Yes, because the “rich ecosystem” of professional talent is always good and never has done anything wrong or tried to take advantage of the consumer. While Keel and others bemoan music piracy, I find it interesting that they don’t blame record and entertainment companies for hearing the wake-up call; CD’s have been available for two and a half decades and they still cost a bundle. Musicians have to eat, yes, (and, interestingly enough, they make most of their money off tours and merchandise, the money from the records usually going back to the company) but the common practice of making money off big-ticket acts and then pumping out a stream of terrible copy-cat bands to fill out the roster isn’t cutting it anymore. I’m not going to spend 10-15-20 dollars on a new album when I have no idea what most of the > or = 10 songs (not so long ago the average CD I purchased had at least 13 tracks) sound like. This has been remedied somewhat by streaming audio and promotional material, but the entertainment industry still wants to figure out a way to fleece the average customer. If you haven’t already, the PBS Frontline documentary “The Merchants of Cool” is a must-see when it comes to have trends are started and capitalized amongst the #1 demographic with money to burn: teenagers.
Likewise, while it is possible for wiki-addicts and bloggers to put out there ideas and opinions all over the web without much prior research, I’m not entirely comfortable with the major news companies being owned by mega-conglomerates controlling news sources either (i.e.
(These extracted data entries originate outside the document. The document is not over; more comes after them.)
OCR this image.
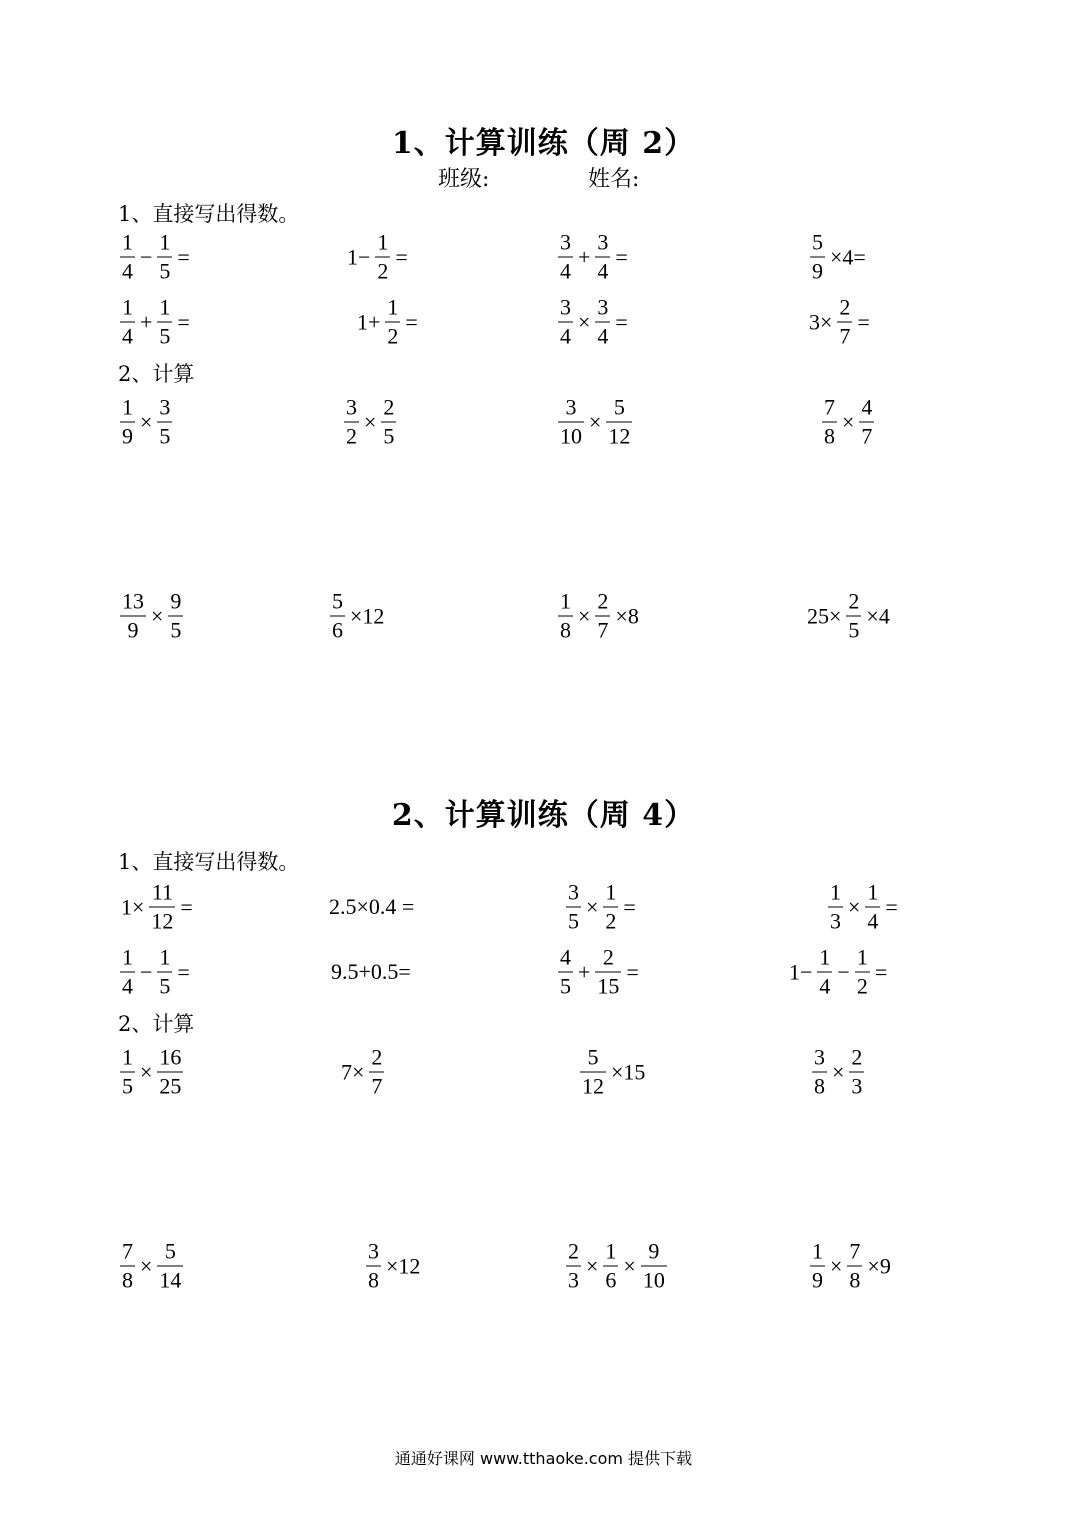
1、计算训练（周 2）
班级:	姓名:
1、直接写出得数。
$\frac{1}{4} - \frac{1}{5}$ =	$1- \frac{1}{2}$ =	$\frac{3}{4} + \frac{3}{4}$ =	$\frac{5}{9} \times 4=$
$\frac{1}{4} + \frac{1}{5}$ =	$1+ \frac{1}{2}$ =	$\frac{3}{4} \times \frac{3}{4}$ =	$3\times \frac{2}{7}$ =
2、计算
$\frac{1}{9} \times \frac{3}{5}$	$\frac{3}{2} \times \frac{2}{5}$	$\frac{3}{10} \times \frac{5}{12}$	$\frac{7}{8} \times \frac{4}{7}$
$\frac{13}{9} \times \frac{9}{5}$	$\frac{5}{6} \times 12$	$\frac{1}{8} \times \frac{2}{7} \times 8$	$25\times \frac{2}{5} \times 4$
2、计算训练（周 4）
1、直接写出得数。
$1\times \frac{11}{12}$ =	2.5×0.4 =	$\frac{3}{5} \times \frac{1}{2}$ =	$\frac{1}{3} \times \frac{1}{4}$ =
$\frac{1}{4} - \frac{1}{5}$ =	9.5+0.5=	$\frac{4}{5} + \frac{2}{15}$ =	$1- \frac{1}{4} - \frac{1}{2}$ =
2、计算
$\frac{1}{5} \times \frac{16}{25}$	$7\times \frac{2}{7}$	$\frac{5}{12} \times 15$	$\frac{3}{8} \times \frac{2}{3}$
$\frac{7}{8} \times \frac{5}{14}$	$\frac{3}{8} \times 12$	$\frac{2}{3} \times \frac{1}{6} \times \frac{9}{10}$	$\frac{1}{9} \times \frac{7}{8} \times 9$
通通好课网 www.tthaoke.com 提供下载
Disney owning ABC). NPR isn’t flawless, but I remember one incident in particular where major news outlets reported a story about a suicide bombing the Middle East, but largely ignored the ongoing tale of how people in the neighborhood who had been friends previously turned on each other, resulting in a horrific bloodbath fueled by the desire for revenge. While Keen may be right that larger news outlets have more resources to launch big-time investigations, I think it is important to have many independent perspectives available on a given topic rather than relying on corporate-controlled news sources.
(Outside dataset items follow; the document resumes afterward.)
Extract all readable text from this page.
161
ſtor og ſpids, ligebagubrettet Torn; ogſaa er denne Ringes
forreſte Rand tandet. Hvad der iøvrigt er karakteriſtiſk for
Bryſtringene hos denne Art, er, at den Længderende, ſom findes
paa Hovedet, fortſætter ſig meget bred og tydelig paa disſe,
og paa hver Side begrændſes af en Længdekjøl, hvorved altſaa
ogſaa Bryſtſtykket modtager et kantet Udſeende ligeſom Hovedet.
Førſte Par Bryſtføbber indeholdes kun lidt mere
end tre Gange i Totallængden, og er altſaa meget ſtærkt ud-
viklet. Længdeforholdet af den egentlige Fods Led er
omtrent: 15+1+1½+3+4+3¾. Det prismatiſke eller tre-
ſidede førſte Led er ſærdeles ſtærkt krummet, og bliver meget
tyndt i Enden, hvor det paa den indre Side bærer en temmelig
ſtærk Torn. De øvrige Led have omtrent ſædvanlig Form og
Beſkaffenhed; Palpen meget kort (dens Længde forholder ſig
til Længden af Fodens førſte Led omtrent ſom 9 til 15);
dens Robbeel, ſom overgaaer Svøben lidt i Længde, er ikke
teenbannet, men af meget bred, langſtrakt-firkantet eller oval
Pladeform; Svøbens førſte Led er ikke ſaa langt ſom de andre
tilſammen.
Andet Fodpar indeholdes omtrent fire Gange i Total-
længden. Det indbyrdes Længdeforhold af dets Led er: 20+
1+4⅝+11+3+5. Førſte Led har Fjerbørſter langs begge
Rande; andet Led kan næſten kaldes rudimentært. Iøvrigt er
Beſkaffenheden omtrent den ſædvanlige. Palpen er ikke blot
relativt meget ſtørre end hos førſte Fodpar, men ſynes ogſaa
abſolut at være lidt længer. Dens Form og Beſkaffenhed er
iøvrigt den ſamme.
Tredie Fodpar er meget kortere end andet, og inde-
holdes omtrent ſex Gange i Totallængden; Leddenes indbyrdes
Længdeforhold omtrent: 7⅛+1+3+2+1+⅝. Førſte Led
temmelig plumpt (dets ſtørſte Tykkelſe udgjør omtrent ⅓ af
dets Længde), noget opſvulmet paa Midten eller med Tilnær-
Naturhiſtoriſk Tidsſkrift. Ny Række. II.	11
I also think the greater ability to share on the internet is important as far as science goes; Wikipedia might not always have the best content in its entries, but it is usually no worse than any other available encyclopedia and many papers and references I otherwise might not have access to are open to me. Rather than having to run down to the library and hope to find a particular paper available or request it and wait, I can click a link leading to a researcher’s profile page listing their work and see the paper right away, and such abilities (in addition to online journals like PLoS) are a boon to helping people who have an interest gain greater understanding of a topic. Keen might be right that errors (especially in old blog posts) may not always get fixed and are still floating around on the internet, but it seems like he’s more afraid of the internet replacing hired science writers, and given some of the science writing in newspapers and magazines these days I don’t think that’s entirely a bad thing.
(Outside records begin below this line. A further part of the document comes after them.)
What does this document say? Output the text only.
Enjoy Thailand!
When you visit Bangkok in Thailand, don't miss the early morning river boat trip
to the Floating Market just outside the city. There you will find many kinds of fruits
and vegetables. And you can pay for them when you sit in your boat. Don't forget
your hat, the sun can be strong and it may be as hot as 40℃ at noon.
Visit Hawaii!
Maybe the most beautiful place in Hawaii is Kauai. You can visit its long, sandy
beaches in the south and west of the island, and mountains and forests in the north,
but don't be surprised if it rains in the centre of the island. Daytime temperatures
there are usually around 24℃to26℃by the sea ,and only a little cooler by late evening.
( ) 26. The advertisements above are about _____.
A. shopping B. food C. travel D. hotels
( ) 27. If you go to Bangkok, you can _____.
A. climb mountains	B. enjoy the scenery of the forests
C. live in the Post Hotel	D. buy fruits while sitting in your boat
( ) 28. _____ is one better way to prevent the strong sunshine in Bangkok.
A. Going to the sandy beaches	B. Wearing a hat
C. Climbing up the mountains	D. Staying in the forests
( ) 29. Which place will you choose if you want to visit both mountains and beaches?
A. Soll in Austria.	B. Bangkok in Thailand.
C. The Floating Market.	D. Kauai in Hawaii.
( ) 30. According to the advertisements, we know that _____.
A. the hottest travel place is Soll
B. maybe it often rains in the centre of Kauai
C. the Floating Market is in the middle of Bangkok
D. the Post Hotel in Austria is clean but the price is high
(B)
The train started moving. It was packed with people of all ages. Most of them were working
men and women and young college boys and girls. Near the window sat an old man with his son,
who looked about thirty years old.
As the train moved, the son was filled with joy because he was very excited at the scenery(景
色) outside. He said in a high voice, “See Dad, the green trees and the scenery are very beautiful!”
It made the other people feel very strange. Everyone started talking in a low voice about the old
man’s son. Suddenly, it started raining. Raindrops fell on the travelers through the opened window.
I haven’t read Keen’s book, but perhaps what he is missing is that the “Web 2.0” is a backlash against media control; people have their own ideas, opinions, and perspectives and now have a great new opportunity to share them. Indeed, most movies these days are sequels or adaptations, many TV shows seem derivative of others than have come before, music seems rather bland, and mass-media in general seems to be stagnating. Even for my own part, I am amazed that I can write up my thoughts or opinions on a scientific paper or TV interview and have that scientist comment on my blog and make corrections (as has happened previously with Lawrence Krauss and Thomas Holtz, among others), and if used correctly I think the internet can do a lot of good for revitalizing thought and discourse. It’s not a cure all, and it sure has some big problems, but I won’t cry if Sony doesn’t make as much money this year or if Katie Couric’s ratings dip, and hopefully the internet will continue to change the way we acquire and transmit information for the better.